Renan Santos*
Todo mundo gosta de um rebelde. Quando criança, era fascinado por Ikki de Fênix, dos Cavaleiros do Zodíaco. Ikki, marrento, não acompanhava seus colegas, mas aparecia nos momentos certos para salvar o dia. Era herói da molecada. É fato que a figura do rebelde encanta nos dias de hoje - tempos em que o herói
clássico está um tanto demodê.
Mas no Brasil, terra do absurdo, toda regra tem sua exceção. Surpreendeu a resistência do ex-ministro Mandetta aos ataques de Jair. O médico não apenas impôs sua agenda de combate ao vírus; também mobilizou uma coalizão de ministros que colocou Jair em xeque. Hoje popular, o ex-ministro da saúde trabalhou por contraste, permitindo ao público escolher entre o histrionismo de seu chefe e sua ponderação.
As pesquisas mostram, até aqui, vantagem para o (in)subordinado: Mandetta teve o dobro da aprovação do presidente. O médico nunca foi destaque no time de Jair; ainda assim, caipira matreiro, soube explorar a janela política que se abriu. Sem nada a perder, trucou o ex-chefe: o contrariou em praça pública e
assumiu liderança que nem Moro ou Guedes foram capazes de exercer. Domingo passado, cumpriu a absoluta rebeldia: defendeu o isolamento social em entrevista ao Fantástico.
Mais do que o dito, o meio - a odiada Rede Globo - foi especialmente injurioso: é caminho sem volta na régua do bolsonarismo. Há algo de estranho nisso tudo. Num governo cuja regra é a rebelião - contra a ciência, o decoro e as instituições -, ter bom-senso e pé no chão é a suprema rebeldia.
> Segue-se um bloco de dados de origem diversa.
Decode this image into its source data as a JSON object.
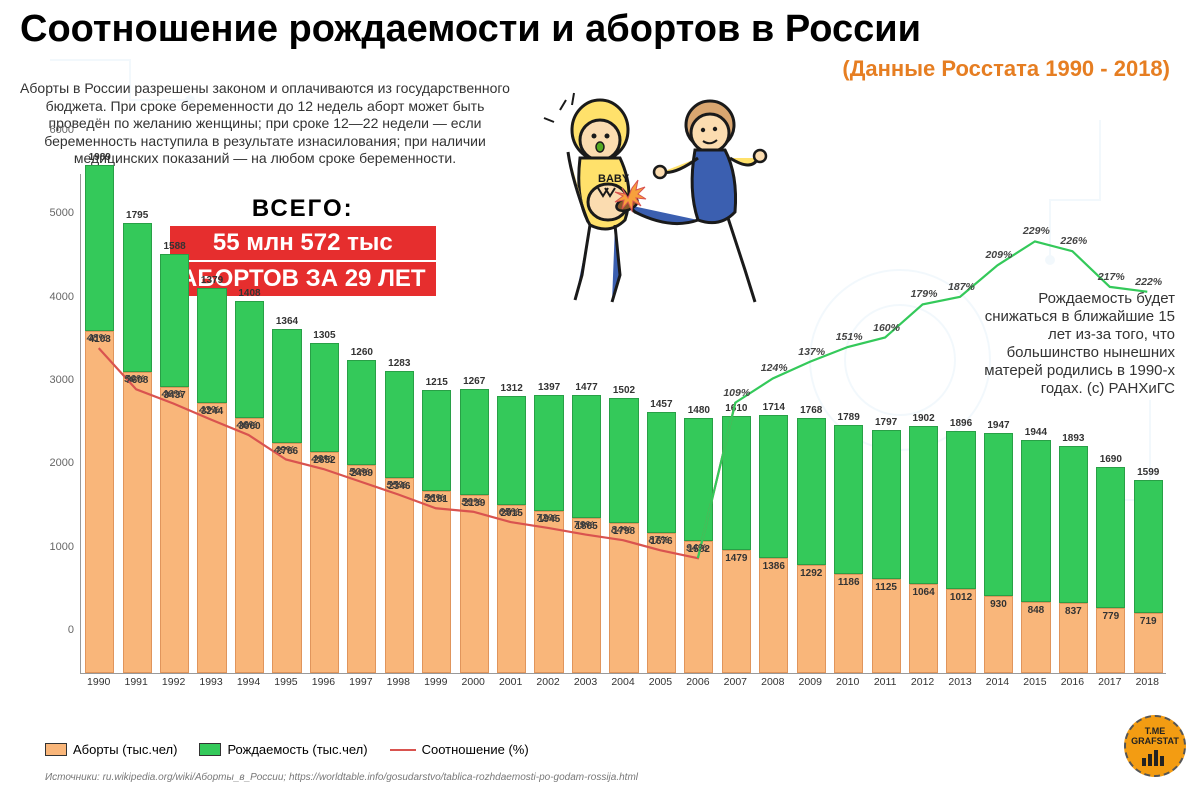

Nesse sentido, Mandetta se rebelou por não se rebelar - por seguir a regra, o procedimento e a liturgia. No mundo do bolsonarismo, rigor é crime.
O “herói” Mandetta, agora, sucumbiu, num sacrifício que custará caro ao presidente. Mas seu exemplo ficará para os demais ministros: a insubmissão a Bolsonaro será cada vez mais desavergonhada nos capítulos que se seguirão.